Alessandria, 1853 - Milano, 1919

"Natura morta"

Olio su tela, cm 37x37
Firmato in basso a destra: "Morbelli".
Databile: 1890/1

Bibliografia

Trento, 1990, pp. 186, n. 57, 187 (ripr.)

Esposizioni

Alessandria, 1953. Milano, 1983, n. 22 (ripr.). Trento, 1990, n. 57 (ripr.)

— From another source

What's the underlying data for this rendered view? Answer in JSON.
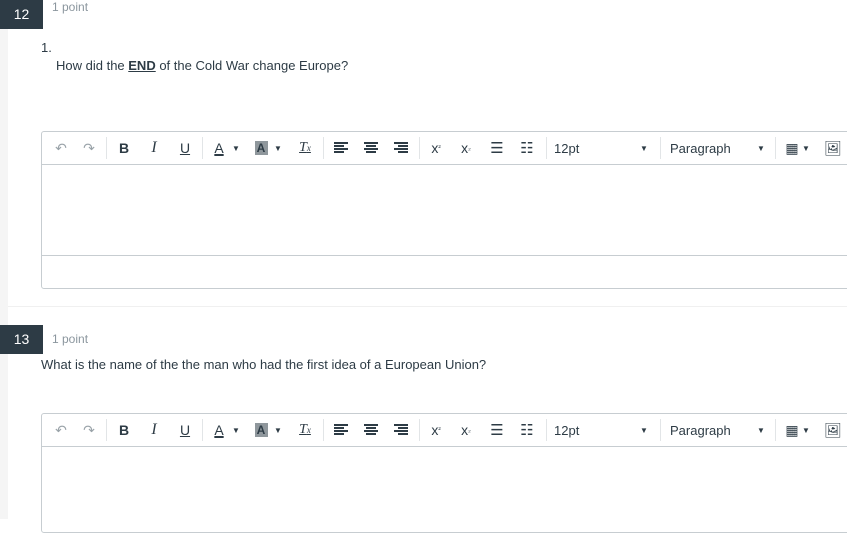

Il dipinto, sconosciuto alla critica fino al 1953, quando viene esposto alla retrospettiva dell’artista ad Alessandria, si presenta alquanto anomalo nel contesto della produzione di Morbelli, pur se soggetti di natura morta non mancano lungo il percorso del pittore, sia pure all’interno di altri dipinti - valga per tutti Mi ricordo quand’ero fanciulla, 1903(1) - e non in maniera autonoma. Come invece in questa piccola tela, credibilmente databile all’esordio degli anni Novanta, la quale si propone essenzialmente come uno studio d’illuminazione artificiale in un interno, con la luce che dalla lucerna, unica fonte d’illuminazione del dipinto, si riflette direttamente sulla padella creando un marcato contrasto chiaroscurale si direbbe di lontano tramando seicentesco, fra la stessa, in cui predominano bianchi azzurrati, grigi argentati e gialli di intensa luminosità, e le zone di penombra, tenute sui bruni, sulle terre e sulle ocre. Una datazione all’esordio dell’ultimo decennio del secolo appare giustificata, oltre che da un senso accentuatamente veristico dell’immagine, proprio dei lavori del decennio precedente e sostanzialmente allusivo, in modo anche esplicito, ad una tematica di istanza sociale, anche dal ricorso a pennellate divise e giustapposte sulla tela, secondo un procedimento ancora sperimentalistico, al di qua della rigorosa metodologia puntinista cui Morbelli approderà già nel 1892, come documenta Giorno di festa al Pio Albergo Trivulzio2, e tuttavia tale da esaltare i valori ottico-luminosi del dipinto. Il riferimento a questa data si spiega anche alla luce di lavori di Segantini eseguiti tra il 1899 ed il 1893 - Le due madri e Nell’ovile -- ed improntati a ricerche analoghe, il primo dei quali oggetto, nel 1891, di una lettura fortemente critica da parte di Marco Calderini circa il modo dell’artista trentino di rappresentare pittoricamente l’illuminazione artificiale di un interno, lettura che non poté certo passare inosservata in un ambito artistico inteso a privilegiare, nel campo delle proprie ricerche, il problema della luce. Giovanni Anzani 1) Trento, 1990, pp. 182-183. (2) Ibidem, pp. 172-173. (3) Calderini, 1891, nn. 31-32.